Los rancios nos vamos echando a perder con el tiempo, nos
volvemos inflexibles y correosos hasta para las actividades más elementales y
básicas como tener sexo. La ranciedad se va adquiriendo con los años y se
empieza a hacer una rutina. “Sí, puedes venir a mi casa, pero no te quedes a
dormir”. “Sí voy a la fiesta pero me
regreso a las once.” “Sí, te quiero, pero no tan cerca”.
El “pero” es lo que nos antecede a todo lo que deberíamos de
hacer con gusto, con ganas, con emoción, como cuando no éramos rancios.
Nuestros gustos, nuestras costumbres se van haciendo cada vez más arraigadas y
casi no hay poder humano que nos saque de ése lugar. Los rancios preferimos
no tener una noche llena de sexo animal con tal de no compartir nuestra cama
después de unos besos. ¡Qué horror dormir con alguien más! ¡Qué horror
compartir nuestra rutina matutina tan solitaria con otro!

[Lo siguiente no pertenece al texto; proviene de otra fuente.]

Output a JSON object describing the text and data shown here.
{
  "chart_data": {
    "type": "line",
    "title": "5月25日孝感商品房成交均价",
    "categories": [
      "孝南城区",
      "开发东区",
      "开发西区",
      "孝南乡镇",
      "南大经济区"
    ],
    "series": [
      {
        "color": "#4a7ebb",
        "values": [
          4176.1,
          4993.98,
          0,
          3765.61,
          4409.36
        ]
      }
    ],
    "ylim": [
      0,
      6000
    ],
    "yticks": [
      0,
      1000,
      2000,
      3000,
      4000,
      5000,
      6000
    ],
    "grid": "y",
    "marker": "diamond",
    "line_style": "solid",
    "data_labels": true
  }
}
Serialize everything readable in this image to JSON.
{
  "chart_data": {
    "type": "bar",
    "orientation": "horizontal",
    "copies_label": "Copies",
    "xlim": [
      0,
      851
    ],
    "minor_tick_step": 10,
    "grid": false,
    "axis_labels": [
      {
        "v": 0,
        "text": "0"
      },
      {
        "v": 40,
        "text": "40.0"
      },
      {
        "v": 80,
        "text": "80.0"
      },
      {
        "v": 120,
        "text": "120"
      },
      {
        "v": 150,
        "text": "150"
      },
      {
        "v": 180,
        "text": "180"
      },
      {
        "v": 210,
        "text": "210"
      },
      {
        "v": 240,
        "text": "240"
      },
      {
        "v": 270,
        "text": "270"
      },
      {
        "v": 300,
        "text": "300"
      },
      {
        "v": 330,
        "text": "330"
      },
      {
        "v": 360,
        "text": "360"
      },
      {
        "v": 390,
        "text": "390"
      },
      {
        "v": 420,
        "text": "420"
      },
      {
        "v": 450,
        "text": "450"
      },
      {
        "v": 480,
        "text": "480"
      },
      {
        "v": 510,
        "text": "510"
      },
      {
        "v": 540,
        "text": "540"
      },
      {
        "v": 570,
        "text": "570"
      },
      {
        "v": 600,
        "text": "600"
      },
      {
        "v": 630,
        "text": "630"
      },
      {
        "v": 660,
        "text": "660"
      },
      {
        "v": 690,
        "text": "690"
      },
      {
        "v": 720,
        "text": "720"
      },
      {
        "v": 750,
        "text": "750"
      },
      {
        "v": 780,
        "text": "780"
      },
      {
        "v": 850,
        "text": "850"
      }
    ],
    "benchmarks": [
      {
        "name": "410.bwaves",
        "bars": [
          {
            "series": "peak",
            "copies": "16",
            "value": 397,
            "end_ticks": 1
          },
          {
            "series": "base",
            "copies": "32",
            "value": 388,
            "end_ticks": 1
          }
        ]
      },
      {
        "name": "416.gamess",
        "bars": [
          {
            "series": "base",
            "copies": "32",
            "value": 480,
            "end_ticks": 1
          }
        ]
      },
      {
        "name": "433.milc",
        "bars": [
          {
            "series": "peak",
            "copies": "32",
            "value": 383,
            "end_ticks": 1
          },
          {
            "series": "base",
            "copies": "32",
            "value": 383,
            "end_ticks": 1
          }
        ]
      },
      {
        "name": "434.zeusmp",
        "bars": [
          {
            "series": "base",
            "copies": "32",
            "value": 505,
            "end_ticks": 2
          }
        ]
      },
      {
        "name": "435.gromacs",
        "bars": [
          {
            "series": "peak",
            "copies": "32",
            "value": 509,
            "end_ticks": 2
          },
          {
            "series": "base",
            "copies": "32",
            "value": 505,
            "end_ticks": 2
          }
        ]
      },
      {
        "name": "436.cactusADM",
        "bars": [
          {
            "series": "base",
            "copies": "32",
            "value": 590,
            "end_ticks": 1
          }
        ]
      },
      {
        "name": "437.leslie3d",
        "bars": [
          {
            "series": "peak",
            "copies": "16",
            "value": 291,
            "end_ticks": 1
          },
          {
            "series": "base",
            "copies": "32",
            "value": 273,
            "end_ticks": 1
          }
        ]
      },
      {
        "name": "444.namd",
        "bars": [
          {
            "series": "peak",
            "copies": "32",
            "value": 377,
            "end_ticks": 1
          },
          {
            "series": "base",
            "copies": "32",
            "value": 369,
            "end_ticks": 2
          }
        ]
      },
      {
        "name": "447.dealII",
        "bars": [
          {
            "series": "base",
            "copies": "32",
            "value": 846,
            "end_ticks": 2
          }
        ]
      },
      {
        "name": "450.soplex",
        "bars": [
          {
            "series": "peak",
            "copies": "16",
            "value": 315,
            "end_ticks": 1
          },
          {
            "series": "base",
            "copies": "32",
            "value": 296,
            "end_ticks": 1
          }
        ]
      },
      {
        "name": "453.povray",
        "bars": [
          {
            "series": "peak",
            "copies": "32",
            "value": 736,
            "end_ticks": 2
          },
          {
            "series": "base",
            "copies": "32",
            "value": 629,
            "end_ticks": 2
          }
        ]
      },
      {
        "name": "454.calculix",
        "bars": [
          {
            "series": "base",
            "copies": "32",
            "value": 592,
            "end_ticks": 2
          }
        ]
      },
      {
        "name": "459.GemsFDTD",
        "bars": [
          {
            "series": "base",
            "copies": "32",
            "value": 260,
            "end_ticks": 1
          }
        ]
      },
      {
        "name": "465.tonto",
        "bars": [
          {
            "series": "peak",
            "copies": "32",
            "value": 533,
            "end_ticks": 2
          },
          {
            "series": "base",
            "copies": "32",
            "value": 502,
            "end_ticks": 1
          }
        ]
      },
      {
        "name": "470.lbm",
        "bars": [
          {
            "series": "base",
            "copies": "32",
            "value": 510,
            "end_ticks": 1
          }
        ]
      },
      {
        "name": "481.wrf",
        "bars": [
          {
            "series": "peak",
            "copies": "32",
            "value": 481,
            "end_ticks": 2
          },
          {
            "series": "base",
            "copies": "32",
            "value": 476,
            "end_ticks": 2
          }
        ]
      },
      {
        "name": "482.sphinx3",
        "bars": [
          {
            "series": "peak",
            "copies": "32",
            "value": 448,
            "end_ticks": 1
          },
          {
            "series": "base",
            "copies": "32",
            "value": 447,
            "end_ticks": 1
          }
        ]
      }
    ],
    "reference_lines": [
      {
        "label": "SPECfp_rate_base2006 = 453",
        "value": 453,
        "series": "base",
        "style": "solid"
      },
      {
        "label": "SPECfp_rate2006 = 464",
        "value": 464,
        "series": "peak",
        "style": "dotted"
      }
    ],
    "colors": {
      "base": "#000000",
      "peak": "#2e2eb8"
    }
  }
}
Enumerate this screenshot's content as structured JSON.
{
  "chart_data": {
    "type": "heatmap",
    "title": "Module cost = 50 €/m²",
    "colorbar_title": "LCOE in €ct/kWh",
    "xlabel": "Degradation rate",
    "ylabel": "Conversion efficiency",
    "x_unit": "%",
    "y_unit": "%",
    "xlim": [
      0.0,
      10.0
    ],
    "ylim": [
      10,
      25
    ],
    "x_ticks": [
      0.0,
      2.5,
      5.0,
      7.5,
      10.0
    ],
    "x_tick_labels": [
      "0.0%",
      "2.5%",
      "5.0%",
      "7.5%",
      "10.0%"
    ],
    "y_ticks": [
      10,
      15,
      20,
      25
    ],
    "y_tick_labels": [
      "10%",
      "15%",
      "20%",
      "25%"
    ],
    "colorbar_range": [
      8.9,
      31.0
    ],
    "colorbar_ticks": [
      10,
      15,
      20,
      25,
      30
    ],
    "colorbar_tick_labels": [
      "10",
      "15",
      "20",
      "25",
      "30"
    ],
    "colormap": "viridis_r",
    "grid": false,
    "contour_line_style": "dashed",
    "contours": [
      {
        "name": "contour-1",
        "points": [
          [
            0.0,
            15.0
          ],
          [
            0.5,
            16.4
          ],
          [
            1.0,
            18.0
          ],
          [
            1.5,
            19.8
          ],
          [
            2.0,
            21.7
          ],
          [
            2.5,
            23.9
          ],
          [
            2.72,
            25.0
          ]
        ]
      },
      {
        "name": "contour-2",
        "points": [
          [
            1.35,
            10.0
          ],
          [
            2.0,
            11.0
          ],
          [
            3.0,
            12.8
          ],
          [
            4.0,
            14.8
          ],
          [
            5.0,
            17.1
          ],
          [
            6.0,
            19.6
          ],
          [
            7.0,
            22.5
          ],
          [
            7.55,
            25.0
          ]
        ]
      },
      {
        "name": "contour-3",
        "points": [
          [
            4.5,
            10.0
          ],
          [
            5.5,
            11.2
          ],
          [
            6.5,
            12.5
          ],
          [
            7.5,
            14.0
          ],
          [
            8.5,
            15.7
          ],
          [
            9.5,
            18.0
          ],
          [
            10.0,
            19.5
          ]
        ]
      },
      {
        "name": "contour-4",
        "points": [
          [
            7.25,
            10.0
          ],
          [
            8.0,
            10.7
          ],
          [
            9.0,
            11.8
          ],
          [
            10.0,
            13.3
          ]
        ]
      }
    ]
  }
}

También nos dan flojera los planes express, esos que
salen en horas indignas o para los cuales no estábamos preparados. Decimos que
no a una fiesta y buena compañía porque nos mata de desidia meternos a bañar. O
recibir una booty-call porque ya estamos en pijama y qué mortal pararnos de la
cama para manejar hasta una cama ajena donde también sabemos que no nos
quedaremos a abrazarnos y desayunar juntos (ver párrafo dos).
En fin, los rancios difícilmente salimos de nuestra zona
de seguridad porque lo más importante es nuestra comodidad y llegamos a
sacrificar hasta el instinto más animal con tal de no meternos a bañar a
deshoras. Y qué tal que en una de esas nos enamoramos y que el diablo nos cuide.